Walker is facing a recall this summer because of his successful plan to all but eliminate collective bargaining for most public workers. Walker's plan mostly left alone police officers and firefighters, and the unions representing Milwaukee cops and Milwaukee firefighters renewed their support for him Monday. The two were some of the only unions to endorse Walker when he initially ran in November 2010.
“Governor Walker has a strong record of supporting public safety with an unwavering commitment to first responders,” said a statement from Michael Crivello, president of the Milwaukee Police Association. “Today, we are proud to announce our support for Governor Walker’s reelection.”

Well, there you go. Given how big and scary organized labor is made out to be by Republicans, the unions who comprise that army sure are easy to pick off. You have to hand it to Walker, whose decision to exempt cops and firefighters -- the most popular of the public employee sectors -- stands in contrast to Ohio Gov. John Kasich, who went for the whole shebang with his move against organized labor, and was made to pay for it with some remarkably effective (irresponsible?) TV ads suggesting that his reforms would lead to slower emergency response times and untimely deaths. The irony, of course, is that arguably excessive union contracts, or abuses of contracts, are more likely to be found among police and firefighters than most other public employee sectors -- see, among many other examples, the cops of Yonkers, N.Y., where 100 police and fire retirees are collecting pensions greater than their pay when they were working, or of Montgomery County, Md., where, between 2000 and 2007, 41 percent of police officers retired with extra-generous disability benefits (chasing robbers in Bethesda is a real back-breaker.)
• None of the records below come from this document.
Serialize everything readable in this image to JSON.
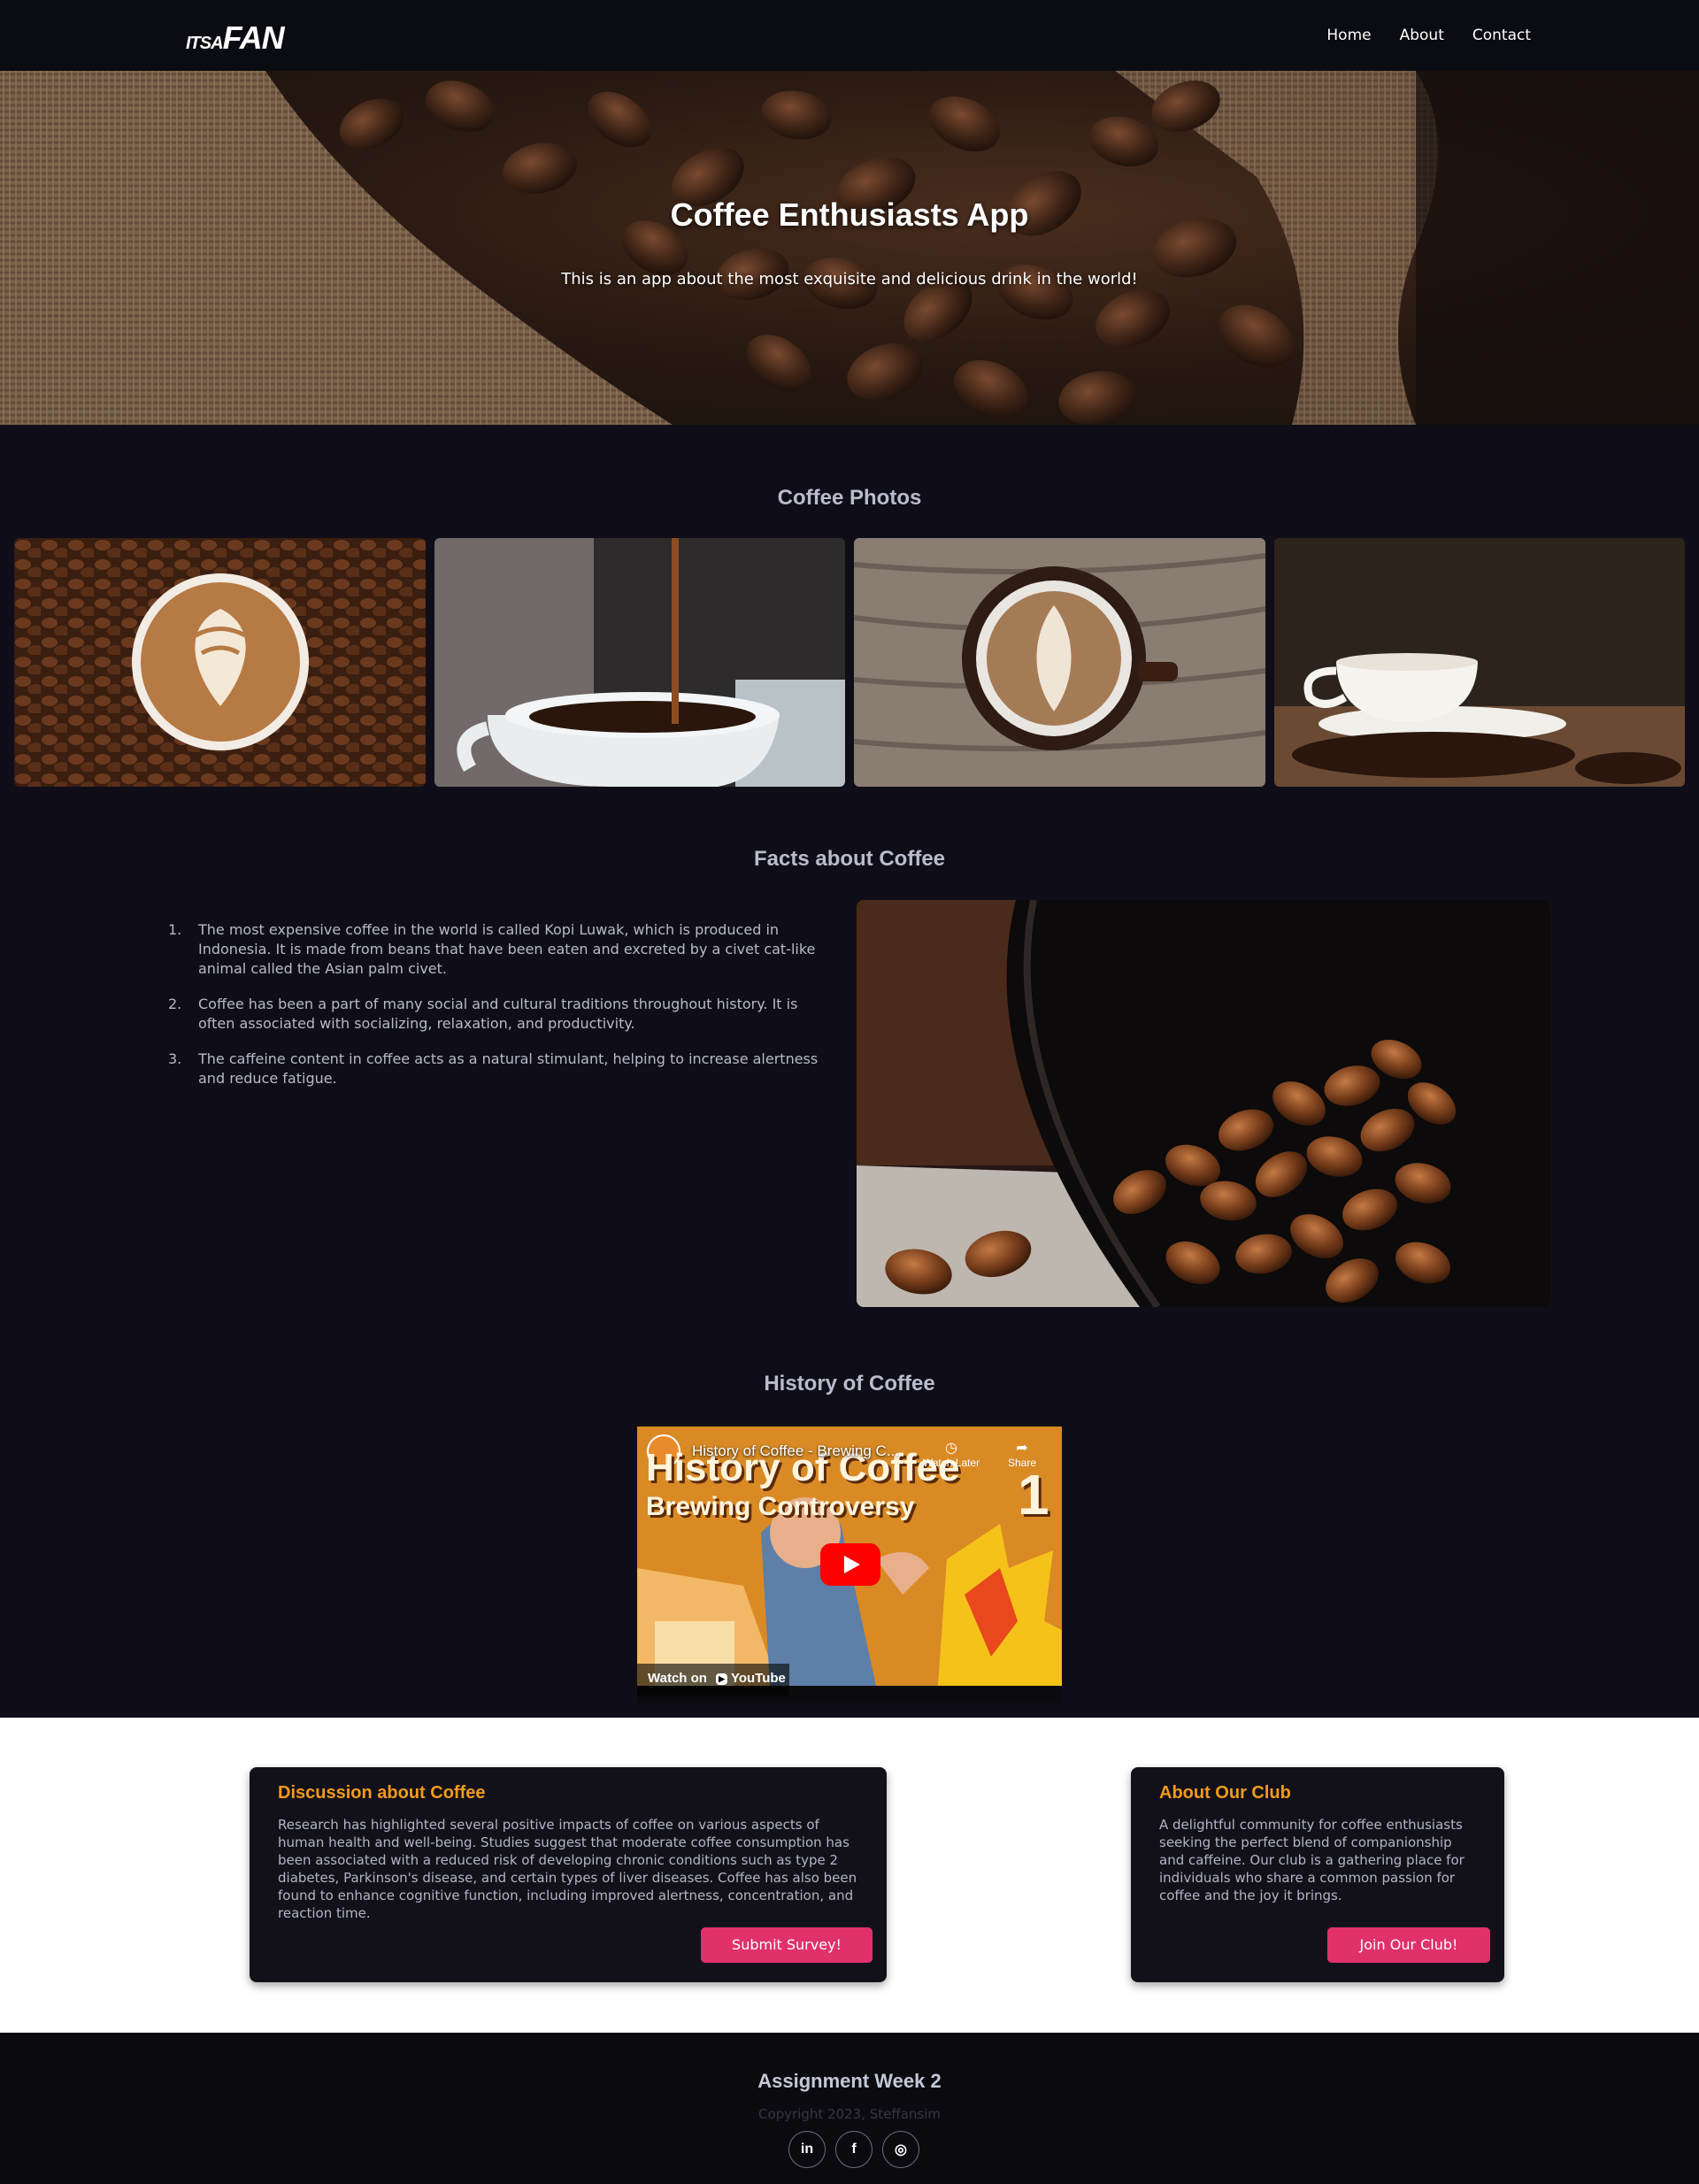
{
  "nav": {
    "logo_small": "ITSA",
    "logo_big": "FAN",
    "links": [
      "Home",
      "About",
      "Contact"
    ]
  },
  "hero": {
    "title": "Coffee Enthusiasts App",
    "subtitle": "This is an app about the most exquisite and delicious drink in the world!"
  },
  "photos": {
    "heading": "Coffee Photos",
    "items": [
      "latte-on-beans-photo",
      "pouring-coffee-photo",
      "latte-art-on-wood-photo",
      "cup-on-saucer-photo"
    ]
  },
  "facts": {
    "heading": "Facts about Coffee",
    "items": [
      {
        "num": "1.",
        "text": "The most expensive coffee in the world is called Kopi Luwak, which is produced in Indonesia. It is made from beans that have been eaten and excreted by a civet cat-like animal called the Asian palm civet."
      },
      {
        "num": "2.",
        "text": "Coffee has been a part of many social and cultural traditions throughout history. It is often associated with socializing, relaxation, and productivity."
      },
      {
        "num": "3.",
        "text": "The caffeine content in coffee acts as a natural stimulant, helping to increase alertness and reduce fatigue."
      }
    ]
  },
  "history": {
    "heading": "History of Coffee",
    "video": {
      "title": "History of Coffee - Brewing C...",
      "watch_later": "Watch Later",
      "share": "Share",
      "thumb_title_1": "History of Coffee",
      "thumb_title_2": "Brewing Controversy",
      "episode": "1",
      "watch_on": "Watch on",
      "platform": "YouTube"
    }
  },
  "cards": {
    "discussion": {
      "title": "Discussion about Coffee",
      "text": "Research has highlighted several positive impacts of coffee on various aspects of human health and well-being. Studies suggest that moderate coffee consumption has been associated with a reduced risk of developing chronic conditions such as type 2 diabetes, Parkinson's disease, and certain types of liver diseases. Coffee has also been found to enhance cognitive function, including improved alertness, concentration, and reaction time.",
      "button": "Submit Survey!"
    },
    "club": {
      "title": "About Our Club",
      "text": "A delightful community for coffee enthusiasts seeking the perfect blend of companionship and caffeine. Our club is a gathering place for individuals who share a common passion for coffee and the joy it brings.",
      "button": "Join Our Club!"
    }
  },
  "footer": {
    "title": "Assignment Week 2",
    "copyright": "Copyright 2023, Steffansim",
    "socials": [
      {
        "name": "linkedin-icon",
        "glyph": "in"
      },
      {
        "name": "facebook-icon",
        "glyph": "f"
      },
      {
        "name": "instagram-icon",
        "glyph": "◎"
      }
    ]
  },
  "colors": {
    "accent_orange": "#f39a1b",
    "button_pink": "#e0316b",
    "page_bg": "#0f0e18"
  }
}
But Walker was savvy enough to know that, whatever the relative generosity of police and fire contracts vis a vis those of teachers and officer workers, it was better to cut the men in blue a break. Though his reforms could come at some cost for even those in uniform, noted Jim Palmer, executive director of the Wisconsin Professional Police Association, which represents police officers everywhere in the state but Milwaukee -- cops and firefighters, he noted to the Journal Sentinel, lost some ability to negotiate over aspects of their health care, and, the paper reports, "some police agencies are now threatening to set health-care deductibles of as much as $10,000 if police unions do not agree to concessions."

Palmer, the paper added, "said he didn't understand how the Milwaukee unions could endorse Walker given that change in state law." But even that aspect of the law aside, it is remarkable that Walker's move against labor has not sparked a more airtight union front against him. Yes, police and firefighters have historically been more Republican-leaning than other unionized workers. But still -- if the sight of their union brothers and sisters being pilloried for contract terms that are arguably less generous than their own was not enough to spur total solidarity, it's awfully hard to see how Walker, backed by his millions in out of state cash, goes down in the recall. And it's likewise easy to see why the Obama campaign and the Democrats ought not to grow complacent about their prospects in places where one would assume a backlash in their favor.